Among the relief efforts was the Navy hospital ship Mercy, which was anchored off Nias' coast. Doctors traveled by helicopter to the city of Gunung Sitoli, to treat injured people arriving there for assistance. Among them were Mawarni and her mother, Adilia Zega, who were living in a tent.

Mawarni's mother approached the doctors about helping her daughter, whose birth defect is an encephalocele, caused when a gap in the skull allows brain membranes to protrude, creating an unsightly facial bulge. Potentially dangerous complications such as meningitis can occur if the condition is untreated. The doctors realized they could make a lasting difference in the girl's life.

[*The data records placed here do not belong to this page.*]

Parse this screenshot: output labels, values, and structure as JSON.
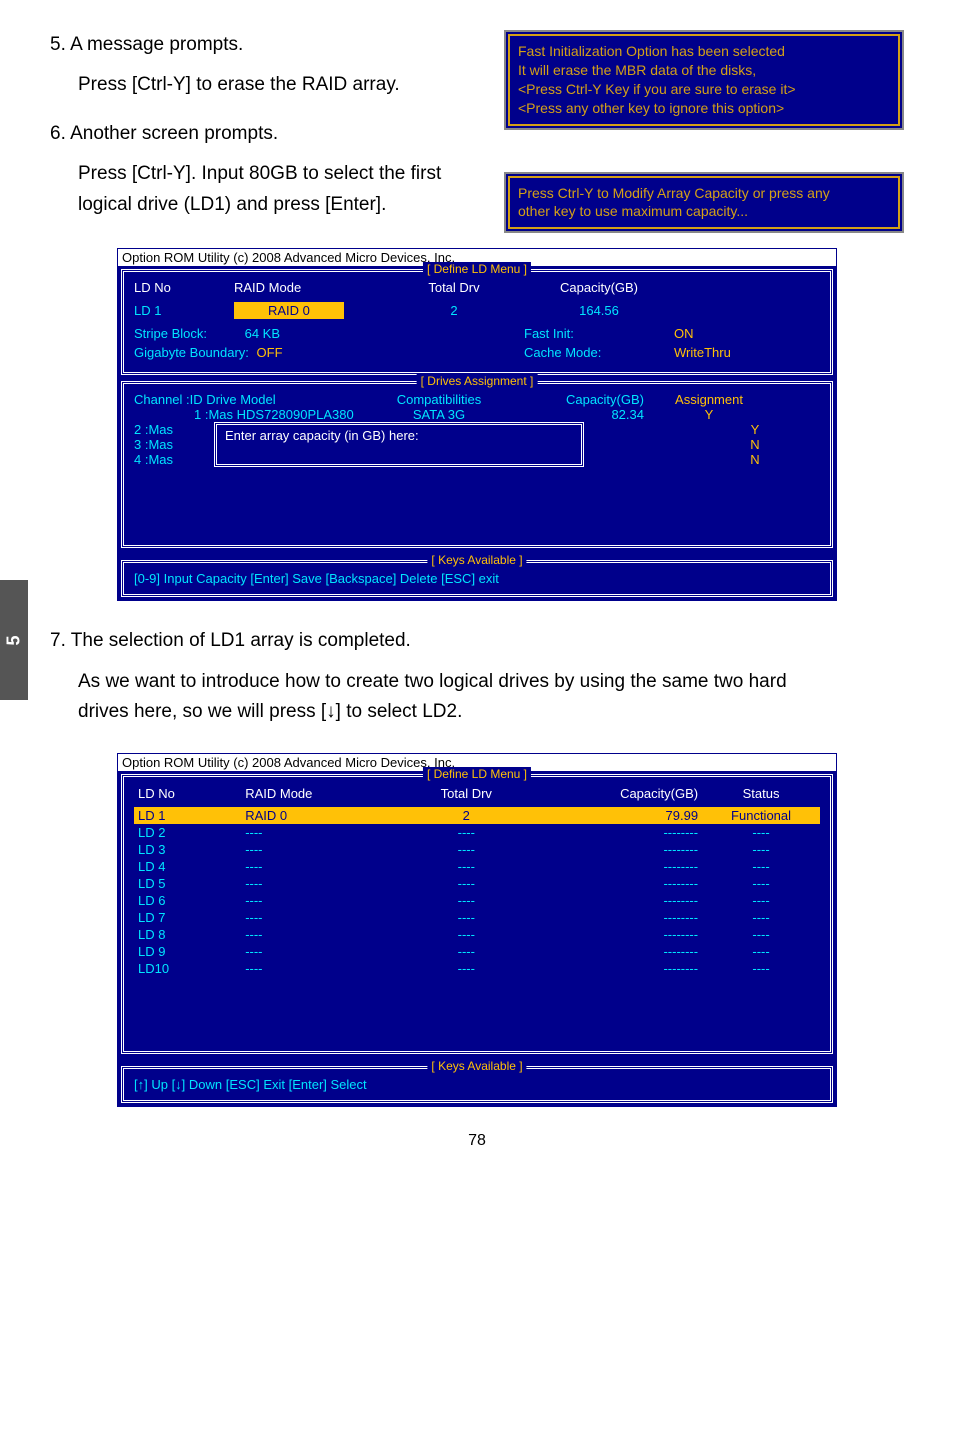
{
  "side_tab": "5",
  "step5": {
    "title": "5. A message prompts.",
    "body": "Press [Ctrl-Y] to erase the RAID array."
  },
  "step6": {
    "title": "6. Another screen prompts.",
    "body1": "Press [Ctrl-Y]. Input 80GB to select the first",
    "body2": "logical drive (LD1) and press [Enter]."
  },
  "msg1": {
    "l1": "Fast Initialization Option has been selected",
    "l2": "It will erase the MBR data of the disks,",
    "l3": "<Press Ctrl-Y Key if you are sure to erase it>",
    "l4": "<Press any other key to ignore this option>"
  },
  "msg2": {
    "l1": "Press Ctrl-Y to Modify Array Capacity or press any",
    "l2": "other key to use maximum capacity..."
  },
  "bios1": {
    "rom_title": "Option ROM Utility (c) 2008 Advanced Micro Devices, Inc.",
    "define_label": "[ Define LD Menu ]",
    "hdr": {
      "c1": "LD No",
      "c2": "RAID Mode",
      "c3": "Total Drv",
      "c4": "Capacity(GB)"
    },
    "row": {
      "c1": "LD  1",
      "c2": "RAID 0",
      "c3": "2",
      "c4": "164.56"
    },
    "stripe_lbl": "Stripe Block:",
    "stripe_val": "64   KB",
    "gig_lbl": "Gigabyte Boundary:",
    "gig_val": "OFF",
    "fast_lbl": "Fast Init:",
    "fast_val": "ON",
    "cache_lbl": "Cache Mode:",
    "cache_val": "WriteThru",
    "drives_label": "[ Drives Assignment ]",
    "dhdr": {
      "d1": "Channel  :ID  Drive Model",
      "d2": "Compatibilities",
      "d3": "Capacity(GB)",
      "d4": "Assignment"
    },
    "drow": {
      "d1": "1 :Mas HDS728090PLA380",
      "d2": "SATA  3G",
      "d3": "82.34",
      "d4": "Y"
    },
    "r2": "2 :Mas",
    "r3": "3 :Mas",
    "r4": "4 :Mas",
    "a2": "Y",
    "a3": "N",
    "a4": "N",
    "input_label": "Enter array capacity (in GB) here:",
    "keys_label": "[ Keys Available ]",
    "keys": "[0-9] Input Capacity        [Enter] Save        [Backspace] Delete          [ESC] exit"
  },
  "step7": {
    "title": "7. The selection of LD1 array is completed.",
    "body1": "As we want to introduce how to create two logical drives by using the same two hard",
    "body2": "drives here, so we will press [↓] to select LD2."
  },
  "bios2": {
    "rom_title": "Option ROM Utility (c) 2008 Advanced Micro Devices, Inc.",
    "define_label": "[ Define LD Menu ]",
    "hdr": {
      "c1": "LD No",
      "c2": "RAID Mode",
      "c3": "Total Drv",
      "c4": "Capacity(GB)",
      "c5": "Status"
    },
    "rows": [
      {
        "c1": "LD   1",
        "c2": "RAID 0",
        "c3": "2",
        "c4": "79.99",
        "c5": "Functional",
        "sel": true
      },
      {
        "c1": "LD   2",
        "c2": "----",
        "c3": "----",
        "c4": "--------",
        "c5": "----"
      },
      {
        "c1": "LD   3",
        "c2": "----",
        "c3": "----",
        "c4": "--------",
        "c5": "----"
      },
      {
        "c1": "LD   4",
        "c2": "----",
        "c3": "----",
        "c4": "--------",
        "c5": "----"
      },
      {
        "c1": "LD   5",
        "c2": "----",
        "c3": "----",
        "c4": "--------",
        "c5": "----"
      },
      {
        "c1": "LD   6",
        "c2": "----",
        "c3": "----",
        "c4": "--------",
        "c5": "----"
      },
      {
        "c1": "LD   7",
        "c2": "----",
        "c3": "----",
        "c4": "--------",
        "c5": "----"
      },
      {
        "c1": "LD   8",
        "c2": "----",
        "c3": "----",
        "c4": "--------",
        "c5": "----"
      },
      {
        "c1": "LD   9",
        "c2": "----",
        "c3": "----",
        "c4": "--------",
        "c5": "----"
      },
      {
        "c1": "LD10",
        "c2": "----",
        "c3": "----",
        "c4": "--------",
        "c5": "----"
      }
    ],
    "keys_label": "[ Keys Available ]",
    "keys": "[↑] Up     [↓] Down     [ESC] Exit     [Enter] Select"
  },
  "pagenum": "78"
}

Dr. Donald Van Nimwegen, the Seattle anesthesiologist who helped coordinate the effort to line up surgery for Mawarni, said it's not uncommon for relief workers to bring children from overseas to the United States for surgery, but personally knew of only one other Indonesian child. He said the Indonesians take pride in caring for their own people, and he viewed her case as a way to open a door for aiding more children who could be helped by U.S. medical technology.

Although many surgeries are performed on the USNS Mercy (search), Mawarni's deformity was too complicated, so an elaborate effort was made to bring her to the United States for the operation.

"Everybody told me it wouldn't get done, every step of the way, but then they would do extraordinary things to make it happen," Van Nimwegen said in a telephone interview from his home in Seattle.

Van Nimwegen coordinated arrangements with Healing the Children and Project Hope agencies, the Navy and the U.S. and Indonesian governments to bring Mawarni, her mother and an 18-year-old Indonesian interpreter to St. Louis where a neurosurgeon had volunteered to do the operation.

Mawarni is the youngest of 10 children from the village of Hilisebua, in the subdistrict of Gido. Her father is a rubber tree farmer. Her family's one-story, plaster home, was partially destroyed during the earthquake, her interpreter, Elwin Zebua explained.

Getting the girl to St. Louis required measures that were both low-tech _obtaining a letter from a village elder to get Mawarni a birth certificate — and high-tech — e-mails between teenagers, including Marwani's interpreter.

Back in St. Louis, others mobilized for Mawarni's visit.

"I have yet to have somebody say 'no,'" said pediatric neurosurgeon Dr. Jeffrey Leonard, a Healing the Children volunteer who will be doing the operation with plastic surgeon Dr. Anna Kuang at St. Louis Children's Hospital.

Other medical staffers donated their time. A donor paid air fare for Mawarni, her mother and interpreter to get to St. Louis, and they've been given a free place to stay at YouthBridge, housing for patients from area hospitals.

Marwani's mother, Adilia, who has had a tough time with all the travel, said she wasn't worried about the surgery but has struggled with the many emotions she has felt in recent weeks.

"I will be very happy if Mawarni can look at her face and be pretty and have a clear future," she said.